The preparation and characterization of various (N-B)-diphenyl-(2-aminoethoxy)boranes derived from ephedrine and pseudoephedrine derivatives (1b-6b) are reported: (N-B)-diphenyl(1-(R)-phenyl-2-(S)-methyl-2-aminoethoxy)borane (Ib), (N-B)-diphenyl(1-(R)phenyl-2-(R)-methyl-2-aminoethoxy)borane (2b), (N-B)-diphenyl[N-(R)-methyl-(1-(R)-phenyl-2-(S)-methyl-2-aminoethoxy)]borane (3b-trans), (N-B)-diphenyl[N-(S)-methyl-(1-(R)-phenyl-2-(S)-methyl-2-aminoethoxy)]borane (3b-cis), (N-B)-diphenyl[N-(S)-methyl-(1-(R)-phenyl-2-(R)-methyl-2-aminoethoxy)]borane (4b-trans), (N-B)-diphenyl[N,N-dimethyl-(1-(R)-phenyl-2-(S)-methyl-2-aminoethoxy)]borane (5b) and (N-B)-diphenyl[N,N-dimethyl-(1-(R)-phenyl-2-(R)-methyl-2-aminoethoxy)]borane (6b).

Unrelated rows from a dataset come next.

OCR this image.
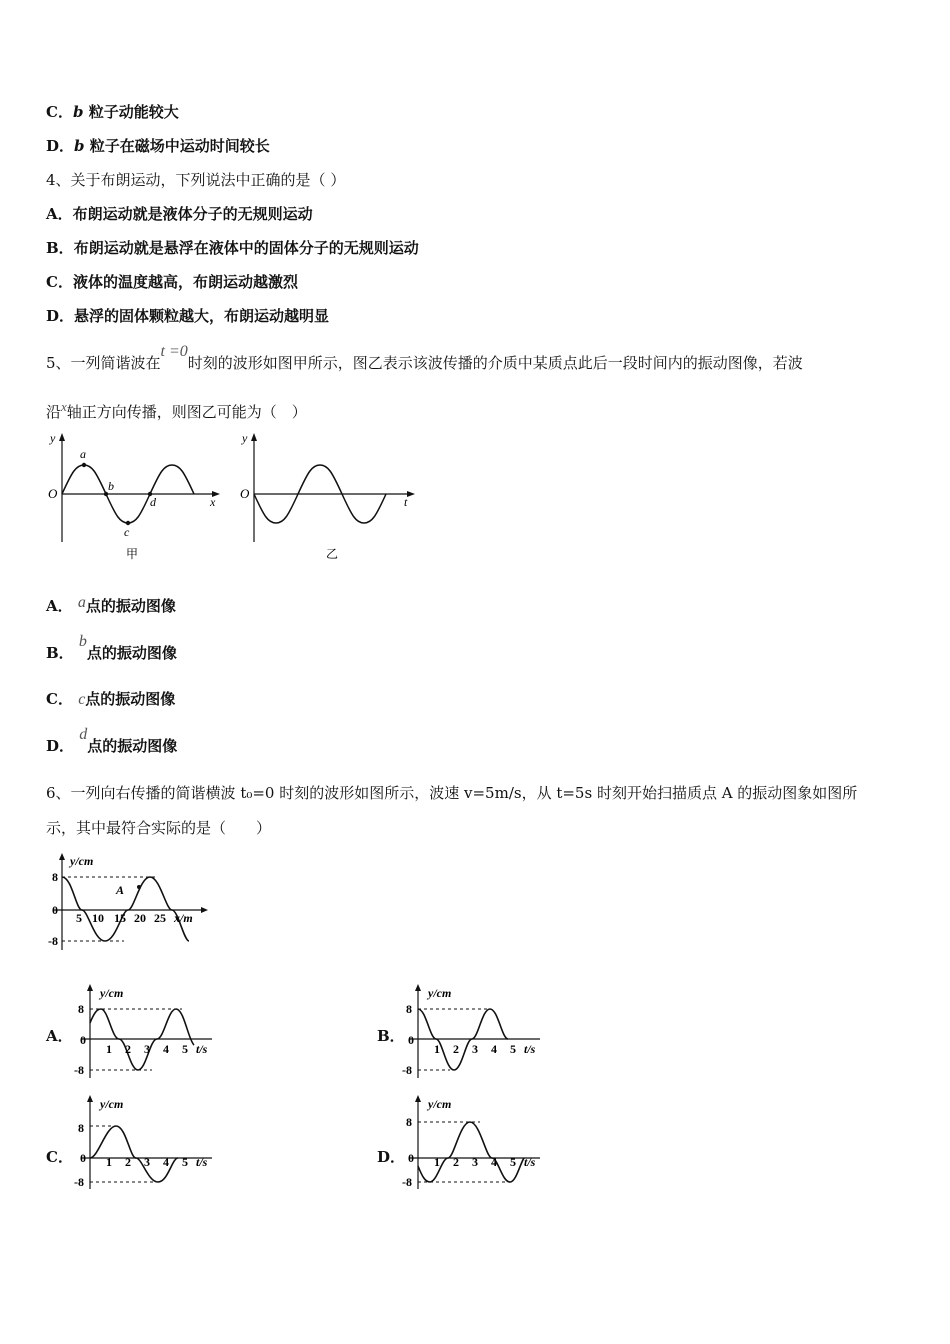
C．b 粒子动能较大
D．b 粒子在磁场中运动时间较长
4、关于布朗运动，下列说法中正确的是（ ）
A．布朗运动就是液体分子的无规则运动
B．布朗运动就是悬浮在液体中的固体分子的无规则运动
C．液体的温度越高，布朗运动越激烈
D．悬浮的固体颗粒越大，布朗运动越明显
5、一列简谐波在t =0时刻的波形如图甲所示，图乙表示该波传播的介质中某质点此后一段时间内的振动图像，若波
沿x轴正方向传播，则图乙可能为（　）
y
O
x
a
b
c
d
甲
y
O
t
乙
A． a点的振动图像
B． b点的振动图像
C． c点的振动图像
D． d点的振动图像
6、一列向右传播的简谐横波 t₀=0 时刻的波形如图所示，波速 v=5m/s，从 t=5s 时刻开始扫描质点 A 的振动图象如图所
示，其中最符合实际的是（　　）
y/cm
8
0
-8
5 10 15 20 25 x/m
A
A．
y/cm
8
0
-8
1 2 3 4 5 t/s
B．
y/cm
8
0
-8
1 2 3 4 5 t/s
C．
y/cm
8
0
-8
1 2 3 4 5 t/s	D．
y/cm
8
0
-8
1 2 3 4 5 t/s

The five membered N --> B cyclic structures 1b-6b were assigned based on H-1-, C-13-, B-15- and N-15-NMR data and all compounds except for 3b-trans were subjected to X-ray diffraction analysis showing N --> B bond lengths of 1.66(2) and 1.64(2)Angstrom for 1b, 1.657(9) and 1.664(9)Angstrom for 2b, 1.68(2)Angstrom for 3b-cis, 1.66(1)Angstrom for 4b-trans, 1.744(8)Angstrom for 5b and 1.74(1)Angstrom for 6b. The study of the intramolecular N --> B coordination by means of dynamic NMR spectroscopy afforded Delta G(double dagger) Values of 67.9, 70.9, 64.8, 68.2, 49.7 and 52.7 kJ mol(-1) for the dissociation of the N --> B bond in compounds 1b-6b respectively. The results show that steric interactions between the substituents at the (2-aminoethoxy)borane ring determine the stability of the N --> B bond as well as the nitrogen configuration. Theoretical calculations of the electrostatic charges for the boron and nitrogen atoms in Ib, 2b, 3b-cis, 3b-trans, 4b-cis, 5b and 6b show that the increase of positive charge on the nitrogen atom causes a shift to lower frequencies in the N-15 NMR spectra. (C) 1997 Elsevier Science S.A.